"Votre tristesse se changera en joie"

Jn 16,20-23

 

 

 

 

 

"Lorsque la femme enfante, elle est triste, parce que son heure est venue."

Voilà bien une parole inépuisable du Seigneur, une parole venue du tréfonds de l'expérience humaine, et qui renvoie le cœur humain inlassablement à lui-même et à Dieu.

 

² L'image de la femme qui enfante dans la souffrance était déjà connue de l'Ancien Testament. Dans le livre d'Isaïe, en particulier, elle décrit la cité sainte, saisie par les douleurs et donnant le jour à un peuple nouveau, au temps du Messie.

Ici, la femme qui enfante, c'est la communauté des disciples directs de Jésus: leur souffrance, lors de la mort du Christ, ne sera qu'une épreuve provisoire, transitoire. Bientôt ils se réjouiront que Jésus, nouvel Adam, soit passé au monde définitif.

La femme dans les douleurs, c'est également l'Église, en butte tout au long du temps à la persécution du "monde", au sens johannique, c'est-à-dire le monde du refus: "Dans le monde, disait Jésus, vous aurez de la souffrance; mais courage, j'ai vaincu le monde" (Jn 16,33). Ces souffrances de l'Église sont toujours fécondes, puisque, en rendant ainsi témoignage à son Seigneur, elle réalise son avènement parmi les hommes. Et de même que la Passion de Jésus se poursuit dans la passion de l'Église, la joie des premiers disciples lors de la résurrection se continue dans la joie permanente des chrétiens que Jésus vient "revoir" jour après jour.

 

² Jésus, qui, à Gethsémani, a été "triste à en mourir", ne nous promet pas de nous éviter toute tristesse, mais, à ses yeux, il ne peut y avoir de tristesse définitive: "elle se changera en joie", c'est promis! Il n'y a pas non plus de tristesse stérile, puisque toute souffrance assumée pour le Christ enfante en nous l'homme nouveau. Et surtout, toute tristesse doit s'effacer devant le regard du Ressuscité: "Je vous reverrai, et votre cœur se réjouira." Jésus ne dit pas ici: "vous me verrez", mais "je vous reverrai", car son regard précède le nôtre, tout comme son amour nous devance.

 

² Quand l'heure vient pour une communauté d'enfanter dans la douleur et l'incertitude une nouvelle manière d'être d'Église et d'être au monde, son premier réflexe est souvent d'abattement et de crainte. La vie qu'elle porte en elle va prendre un visage qu'elle ne pouvait pas deviner. Quelque chose d'elle-même va la quitter qui va devenir autonome, et qu'elle ne pourra ni renier ni contraindre.
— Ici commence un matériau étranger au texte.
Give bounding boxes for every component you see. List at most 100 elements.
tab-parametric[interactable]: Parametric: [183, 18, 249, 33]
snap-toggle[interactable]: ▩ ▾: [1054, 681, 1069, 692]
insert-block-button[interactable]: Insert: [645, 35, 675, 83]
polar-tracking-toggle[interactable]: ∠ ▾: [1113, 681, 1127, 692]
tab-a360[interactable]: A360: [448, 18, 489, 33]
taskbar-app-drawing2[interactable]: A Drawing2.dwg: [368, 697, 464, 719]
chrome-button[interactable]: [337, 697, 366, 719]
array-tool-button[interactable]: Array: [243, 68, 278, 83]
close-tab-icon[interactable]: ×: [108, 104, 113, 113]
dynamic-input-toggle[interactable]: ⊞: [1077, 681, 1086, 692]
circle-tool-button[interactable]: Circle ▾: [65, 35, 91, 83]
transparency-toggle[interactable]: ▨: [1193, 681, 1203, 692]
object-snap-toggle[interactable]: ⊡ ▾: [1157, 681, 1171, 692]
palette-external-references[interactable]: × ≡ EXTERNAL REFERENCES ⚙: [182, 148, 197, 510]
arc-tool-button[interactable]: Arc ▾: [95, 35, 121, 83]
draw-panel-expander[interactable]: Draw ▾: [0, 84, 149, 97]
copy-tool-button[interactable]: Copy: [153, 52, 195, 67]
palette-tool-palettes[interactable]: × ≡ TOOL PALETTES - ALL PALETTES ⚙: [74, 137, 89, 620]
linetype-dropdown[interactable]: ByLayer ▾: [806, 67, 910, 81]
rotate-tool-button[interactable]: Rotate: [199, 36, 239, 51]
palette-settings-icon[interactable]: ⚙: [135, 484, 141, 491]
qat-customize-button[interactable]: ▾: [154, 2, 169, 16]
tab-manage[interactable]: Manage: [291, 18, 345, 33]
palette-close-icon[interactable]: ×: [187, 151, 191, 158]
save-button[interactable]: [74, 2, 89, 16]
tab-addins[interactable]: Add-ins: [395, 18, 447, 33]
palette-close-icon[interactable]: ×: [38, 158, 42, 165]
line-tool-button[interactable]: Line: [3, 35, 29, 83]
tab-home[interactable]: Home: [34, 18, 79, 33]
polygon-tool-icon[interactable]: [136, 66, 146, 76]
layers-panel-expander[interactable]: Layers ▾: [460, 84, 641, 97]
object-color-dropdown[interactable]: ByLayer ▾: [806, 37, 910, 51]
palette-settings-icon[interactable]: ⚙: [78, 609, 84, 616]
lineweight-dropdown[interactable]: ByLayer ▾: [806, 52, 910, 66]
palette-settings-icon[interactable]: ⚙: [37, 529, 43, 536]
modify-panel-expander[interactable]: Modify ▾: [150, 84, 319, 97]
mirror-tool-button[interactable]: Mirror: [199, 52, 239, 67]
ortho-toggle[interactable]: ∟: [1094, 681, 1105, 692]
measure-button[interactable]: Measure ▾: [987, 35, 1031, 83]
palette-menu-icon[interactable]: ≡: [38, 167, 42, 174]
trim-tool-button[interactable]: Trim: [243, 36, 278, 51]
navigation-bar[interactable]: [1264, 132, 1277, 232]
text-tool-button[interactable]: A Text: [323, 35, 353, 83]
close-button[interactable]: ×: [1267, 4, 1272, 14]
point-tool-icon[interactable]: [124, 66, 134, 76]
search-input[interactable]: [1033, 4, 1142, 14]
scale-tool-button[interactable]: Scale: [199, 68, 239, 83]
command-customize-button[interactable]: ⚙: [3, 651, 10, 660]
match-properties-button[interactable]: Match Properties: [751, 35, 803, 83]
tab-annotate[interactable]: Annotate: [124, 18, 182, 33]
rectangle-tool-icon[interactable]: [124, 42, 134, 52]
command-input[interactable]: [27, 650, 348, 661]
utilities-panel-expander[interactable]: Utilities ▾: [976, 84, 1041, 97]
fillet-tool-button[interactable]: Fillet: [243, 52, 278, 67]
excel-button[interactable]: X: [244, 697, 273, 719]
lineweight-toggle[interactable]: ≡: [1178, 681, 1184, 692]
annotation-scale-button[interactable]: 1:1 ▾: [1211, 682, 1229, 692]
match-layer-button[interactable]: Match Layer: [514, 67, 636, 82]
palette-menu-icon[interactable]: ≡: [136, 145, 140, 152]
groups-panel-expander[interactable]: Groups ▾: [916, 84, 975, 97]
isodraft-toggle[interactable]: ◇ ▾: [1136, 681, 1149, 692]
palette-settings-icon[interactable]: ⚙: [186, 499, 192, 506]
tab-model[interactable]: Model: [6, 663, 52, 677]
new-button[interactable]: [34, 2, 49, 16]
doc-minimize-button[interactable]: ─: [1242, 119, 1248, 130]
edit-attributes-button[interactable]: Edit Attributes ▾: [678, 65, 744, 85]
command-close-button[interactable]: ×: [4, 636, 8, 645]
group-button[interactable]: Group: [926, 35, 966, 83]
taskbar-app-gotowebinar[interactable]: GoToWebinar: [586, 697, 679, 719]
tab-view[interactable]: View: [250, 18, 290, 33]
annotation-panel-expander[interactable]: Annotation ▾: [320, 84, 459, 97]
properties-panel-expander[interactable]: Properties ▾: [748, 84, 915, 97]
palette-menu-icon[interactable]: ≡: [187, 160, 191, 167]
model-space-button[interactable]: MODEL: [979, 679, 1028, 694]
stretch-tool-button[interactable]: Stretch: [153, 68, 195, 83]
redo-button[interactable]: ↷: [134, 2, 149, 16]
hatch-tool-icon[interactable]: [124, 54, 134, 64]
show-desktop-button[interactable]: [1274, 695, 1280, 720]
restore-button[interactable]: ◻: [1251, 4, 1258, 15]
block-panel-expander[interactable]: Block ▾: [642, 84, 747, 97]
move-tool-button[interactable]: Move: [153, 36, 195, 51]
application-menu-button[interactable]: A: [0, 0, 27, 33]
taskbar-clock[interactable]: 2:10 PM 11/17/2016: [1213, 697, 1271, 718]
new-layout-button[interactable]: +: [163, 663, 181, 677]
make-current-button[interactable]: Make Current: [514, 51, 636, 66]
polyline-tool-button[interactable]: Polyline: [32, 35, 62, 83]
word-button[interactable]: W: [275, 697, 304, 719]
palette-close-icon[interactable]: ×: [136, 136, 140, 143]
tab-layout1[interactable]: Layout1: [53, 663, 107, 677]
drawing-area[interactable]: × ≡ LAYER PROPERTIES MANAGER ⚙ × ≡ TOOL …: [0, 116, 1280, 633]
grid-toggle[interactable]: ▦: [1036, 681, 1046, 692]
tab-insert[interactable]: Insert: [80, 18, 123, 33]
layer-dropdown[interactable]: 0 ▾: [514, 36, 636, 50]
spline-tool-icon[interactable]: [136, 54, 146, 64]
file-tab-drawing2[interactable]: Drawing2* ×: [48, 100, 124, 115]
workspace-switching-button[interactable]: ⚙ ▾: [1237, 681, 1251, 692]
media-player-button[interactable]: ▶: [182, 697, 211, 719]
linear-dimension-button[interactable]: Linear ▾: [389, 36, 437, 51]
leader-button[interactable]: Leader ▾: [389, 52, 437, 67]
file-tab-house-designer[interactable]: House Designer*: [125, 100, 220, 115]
Et surtout la souffrance est là, dont on ne sait ni quand elle vient ni jusqu'où elle ira.

Mais une communauté qui vit vraiment du Seigneur peut faire confiance aux lois de la vie et de la nouvelle naissance. La souffrance, Dieu lui-même la fera oublier, dans la joie de découvrir ce qui sera venu au monde.

 

² Quand l'heure vient pour chacun et chacune de passer un peu plus, un peu mieux, un peu plus vite de ce monde au Père, la tentation se glisse parfois en nous de contourner la souffrance ou l'ascèse, de fuir la lumière qui s'approche, ou de reculer indéfiniment les échéances de la vérité.

Des choix s'imposent: on les évite.

Des clarifications seraient nécessaires: on se réfugie dans l'à peu près.

Des arrachements seraient libérateurs: on préfère garder de vieilles servitudes.

Et on retarde d'autant la joie de l'enfantement: comme l'enfant insensé dont parle Osée le prophète, on s'empêche soi-même de naître. Et c'est cela qui perpétue la tristesse.

 

 

Viens, Seigneur; viens me revoir, en traversant mes peurs et mes tristesses.

Apporte-moi ta joie que personne ne pourra me ravir.

Donne-moi, par ton Esprit Paraclet, de te connaître et de comprendre ta route.

Alors je ne t'interrogerai plus sur rien, parce que d'avance tu m'as répondu.